News from BearsWaxFactory

Hi all, the nice people at Car Chem have donated a bespoke wax to us and there other resellers which will be auctioned off this coming weekend for Children In Need.

It is rather special as it has four layer to it.

1= winter

2+3 = summer

4 = winter

So its a wax for all seasons and smells of refreshers. This really is special wax and we are told it won't be available for general sale.

Auction starts on our Facebook page at 4pm on 15/11/13 and will run until midnight on Sunday. Starting bid is only £5 and then increases with your bids in £2 (or more if you like) increments. All the money generated will go to Children in Need.

Winner will need to pay ourselves the winning amount which we will forwards to the Charity and supply us with delivery details to get your wax. Bids submitted after Midnight on Sunday won't count.

All you need to do is get over to our FB page and like us and then post your bid between Friday and Sunday.

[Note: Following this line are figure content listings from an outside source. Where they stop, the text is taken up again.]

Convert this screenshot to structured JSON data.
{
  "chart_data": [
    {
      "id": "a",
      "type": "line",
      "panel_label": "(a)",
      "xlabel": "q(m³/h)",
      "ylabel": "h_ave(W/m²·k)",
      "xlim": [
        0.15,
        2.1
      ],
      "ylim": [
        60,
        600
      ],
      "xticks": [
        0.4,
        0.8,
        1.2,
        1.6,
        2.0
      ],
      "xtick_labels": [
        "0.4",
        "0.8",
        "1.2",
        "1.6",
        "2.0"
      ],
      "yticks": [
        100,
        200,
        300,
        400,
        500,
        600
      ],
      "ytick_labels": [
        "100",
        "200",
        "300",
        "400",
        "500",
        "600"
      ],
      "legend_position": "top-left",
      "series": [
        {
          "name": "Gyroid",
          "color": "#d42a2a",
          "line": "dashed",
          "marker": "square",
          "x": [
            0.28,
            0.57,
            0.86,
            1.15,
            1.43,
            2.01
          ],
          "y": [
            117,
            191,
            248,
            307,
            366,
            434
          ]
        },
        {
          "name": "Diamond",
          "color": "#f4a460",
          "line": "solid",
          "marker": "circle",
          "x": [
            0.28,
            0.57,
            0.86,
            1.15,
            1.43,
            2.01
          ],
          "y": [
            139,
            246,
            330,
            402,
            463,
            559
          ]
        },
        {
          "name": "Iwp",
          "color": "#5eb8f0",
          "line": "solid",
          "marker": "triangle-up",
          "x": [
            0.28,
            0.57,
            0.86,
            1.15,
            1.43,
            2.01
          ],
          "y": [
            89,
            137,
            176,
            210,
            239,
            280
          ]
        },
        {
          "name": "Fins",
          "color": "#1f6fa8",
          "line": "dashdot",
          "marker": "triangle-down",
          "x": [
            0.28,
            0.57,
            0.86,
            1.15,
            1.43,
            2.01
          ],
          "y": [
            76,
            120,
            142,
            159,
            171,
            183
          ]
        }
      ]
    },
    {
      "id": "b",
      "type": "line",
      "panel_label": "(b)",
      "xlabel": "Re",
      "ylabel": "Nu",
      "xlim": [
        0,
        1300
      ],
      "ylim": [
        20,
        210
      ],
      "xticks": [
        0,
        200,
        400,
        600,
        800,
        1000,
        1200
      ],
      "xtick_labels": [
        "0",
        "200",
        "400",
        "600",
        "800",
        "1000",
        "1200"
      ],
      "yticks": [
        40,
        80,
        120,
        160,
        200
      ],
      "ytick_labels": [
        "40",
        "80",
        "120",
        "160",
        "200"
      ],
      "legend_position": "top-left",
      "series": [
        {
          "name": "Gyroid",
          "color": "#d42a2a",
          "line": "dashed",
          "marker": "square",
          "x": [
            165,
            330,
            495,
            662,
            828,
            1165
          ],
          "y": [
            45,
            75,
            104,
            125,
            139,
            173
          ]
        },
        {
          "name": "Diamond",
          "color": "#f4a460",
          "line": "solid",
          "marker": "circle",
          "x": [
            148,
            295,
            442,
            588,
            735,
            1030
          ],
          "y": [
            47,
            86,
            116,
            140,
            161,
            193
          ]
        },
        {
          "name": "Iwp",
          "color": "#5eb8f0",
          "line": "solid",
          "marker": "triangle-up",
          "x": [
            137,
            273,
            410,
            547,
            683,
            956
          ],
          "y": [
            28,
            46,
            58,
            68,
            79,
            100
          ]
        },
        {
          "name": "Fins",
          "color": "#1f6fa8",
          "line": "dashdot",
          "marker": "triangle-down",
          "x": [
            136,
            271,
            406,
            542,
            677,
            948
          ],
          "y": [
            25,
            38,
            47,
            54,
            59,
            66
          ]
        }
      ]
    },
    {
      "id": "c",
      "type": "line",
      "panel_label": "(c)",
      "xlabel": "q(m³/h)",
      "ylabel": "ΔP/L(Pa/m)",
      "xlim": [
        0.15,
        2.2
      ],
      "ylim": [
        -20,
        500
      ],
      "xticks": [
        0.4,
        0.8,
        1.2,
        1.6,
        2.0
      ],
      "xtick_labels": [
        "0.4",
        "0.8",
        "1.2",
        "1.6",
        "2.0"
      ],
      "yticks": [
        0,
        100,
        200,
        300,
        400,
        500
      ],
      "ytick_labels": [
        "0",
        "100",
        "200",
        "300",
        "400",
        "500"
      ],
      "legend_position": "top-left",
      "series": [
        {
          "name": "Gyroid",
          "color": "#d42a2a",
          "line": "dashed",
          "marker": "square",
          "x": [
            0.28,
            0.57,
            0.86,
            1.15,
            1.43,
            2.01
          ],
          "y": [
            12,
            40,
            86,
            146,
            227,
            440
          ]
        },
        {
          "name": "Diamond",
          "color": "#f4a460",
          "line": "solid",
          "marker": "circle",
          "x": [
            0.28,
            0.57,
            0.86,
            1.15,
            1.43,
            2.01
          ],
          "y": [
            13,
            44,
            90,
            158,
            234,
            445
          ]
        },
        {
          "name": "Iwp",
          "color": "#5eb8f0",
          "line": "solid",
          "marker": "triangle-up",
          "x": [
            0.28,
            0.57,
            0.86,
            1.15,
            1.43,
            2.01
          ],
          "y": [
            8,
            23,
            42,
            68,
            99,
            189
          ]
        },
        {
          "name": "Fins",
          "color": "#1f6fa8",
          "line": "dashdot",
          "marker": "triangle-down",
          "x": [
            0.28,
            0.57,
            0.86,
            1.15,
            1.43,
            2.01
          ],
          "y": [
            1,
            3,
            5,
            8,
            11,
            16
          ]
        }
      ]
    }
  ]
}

www.facebook.com/bearswaxfactory

Any questions please ask and help us raise some money for a good cause!









[/URL]


----------



## DLGWRX02 (Apr 6, 2010)

Can bids be placed by people NOT on facebook?


----------



## Bearswaxfactory (Sep 5, 2010)

Sadly not on this one. Appreciate not everybody uses Facebook though so watch this space for something else we are working on in the near future....


----------



## Caracul (Oct 24, 2013)

Does that mean you're expected to get through the whole pot in a year? Must mean the durability isn't that great!


----------